I’m currently exploring a Ghostscript-based step for PDF/X output to improve compatibility with RIP workflows (My experience in this world is very, very small and I had to look up what RIP is)

Good to know that SVG support itself would be a limitation in practice.
 
Since my background is more on the development side, I’d really value input from people experienced in VDP / prepress:

- At what point would something like this become usable in a real production workflow?
I don't see an example of a use case here.
Exactly WHAT are you planning to output? Just VDP products?

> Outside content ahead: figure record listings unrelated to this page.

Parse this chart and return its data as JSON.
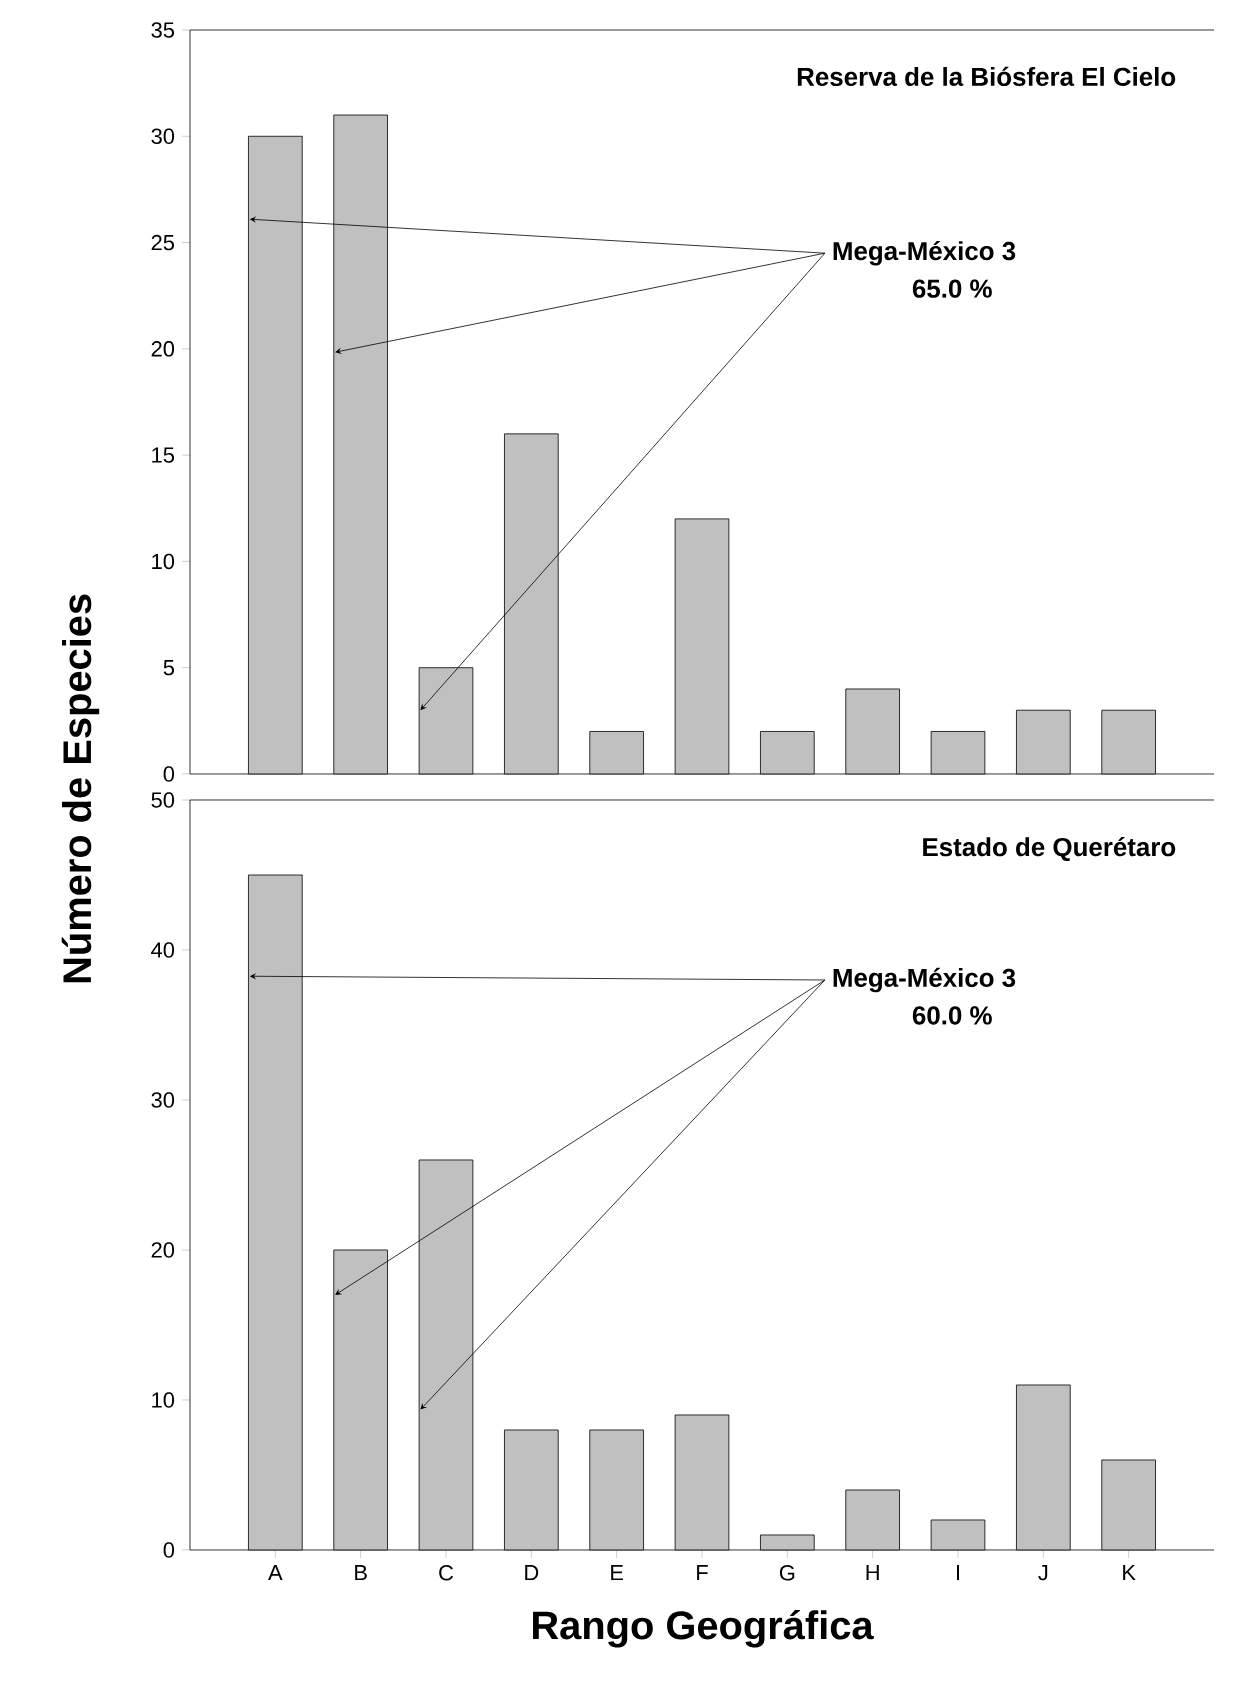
{
  "chart_data": [
    {
      "type": "bar",
      "categories": [
        null,
        null,
        null,
        null,
        null,
        null,
        null,
        null,
        null,
        null,
        null
      ],
      "values": [
        30,
        31,
        5,
        16,
        2,
        12,
        2,
        4,
        2,
        3,
        3
      ],
      "color": "#c0c0c0",
      "ylim": [
        0,
        35
      ],
      "yticks": [
        0,
        5,
        10,
        15,
        20,
        25,
        30,
        35
      ],
      "ylabel": "Número de Especies",
      "tick_labels": "y",
      "annotations": [
        "Reserva de la Biósfera El Cielo",
        "Mega-México 3",
        "65.0 %"
      ]
    },
    {
      "type": "bar",
      "categories": [
        "A",
        "B",
        "C",
        "D",
        "E",
        "F",
        "G",
        "H",
        "I",
        "J",
        "K"
      ],
      "values": [
        45,
        20,
        26,
        8,
        8,
        9,
        1,
        4,
        2,
        11,
        6
      ],
      "color": "#c0c0c0",
      "ylim": [
        0,
        50
      ],
      "yticks": [
        0,
        10,
        20,
        30,
        40,
        50
      ],
      "xlabel": "Rango Geográfica",
      "annotations": [
        "Estado de Querétaro",
        "Mega-México 3",
        "60.0 %"
      ]
    }
  ]
}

- What are the critical gaps you’d expect (color management, PDF consistency, font embedding, etc.)?
Inkscape is a bitmap application so Fonts should be no issue as they will disappear at output.
File size for bitmap items - 4x4 is 16 times larger than 1x1 - so your final output product size multiplies the file size.
300 dpi minimum but we routinely use 1200 dpi. One single letter (A4) size page at 1200 dpi is 30+mb.
- Is an SVG-based templating approach viable long-term, or are there fundamental limitations?
Fundamentally bitmap is the issue.
- Any standards or best practices I should prioritize early on?
Ask what works - first - and understand the difference between bitmap and vector objects. You can use image replacement options for the RIP in VDP output to lower the overall multipage file sizes but if you make them SVG and they are unique you have to send individual pages so BIG files or lower quality.
The goal is not to replace existing VDP systems, but to understand where a lightweight, open-source approach could realistically fit.
Programmatically Inkscape is useful. How large is your output file when you send 1,000 pages of 5x7 postcards with bleed and variable text at the minimum 300dpi? I can send a file that is 10's of mb if I use PDF with vector fonts and type and most of that file size is PDF overhead. YMMV
Thanks in advance!
 
I don't see an example of a use case here.
Exactly WHAT are you planning to output? Just VDP products?
Hi @chriscozi . I have a powerful system that can create SVG files from dataset. I think that in terms of design, it probably has many more features than existing VDP tools, but it wasn't designed for professional VDP.
From SVG, I can export to all supported formats in Inkscape, (pdf, png, jpeg, tiff...) but for VDP, I understand that only pdf is a valid output.
Inkscape is a bitmap application so Fonts should be no issue as they will disappear at output.
File size for bitmap items - 4x4 is 16 times larger than 1x1 - so your final output product size multiplies the file size.
300 dpi minimum but we routinely use 1200 dpi. One single letter (A4) size page at 1200 dpi is 30+mb.
Inkscape is a vector application that works natively with SVG format. It is the opensource version of Illustrator. So by default it has no dpi limit, or it's as high as any vector tool.
Fundamentally bitmap is the issue.

Ask what works - first - and understand the difference between bitmap and vector objects. You can use image replacement options for the RIP in VDP output to lower the overall multipage file sizes but if you make them SVG and they are unique you have to send individual pages so BIG files or lower quality.
SVG is a standard almost as comprehensive as PDF. It can be as simple as a small vector icon of less than 1KB (i.e. most of the icons you see in all webpages around the word, included the arrow inside this "Post replay" button) or contain vectors, text, images, pages, filters, gradients, and all sorts of commands, just like PDF.
It can work with clones that avoid repeating elements, and even external references so can be a very efficient file format.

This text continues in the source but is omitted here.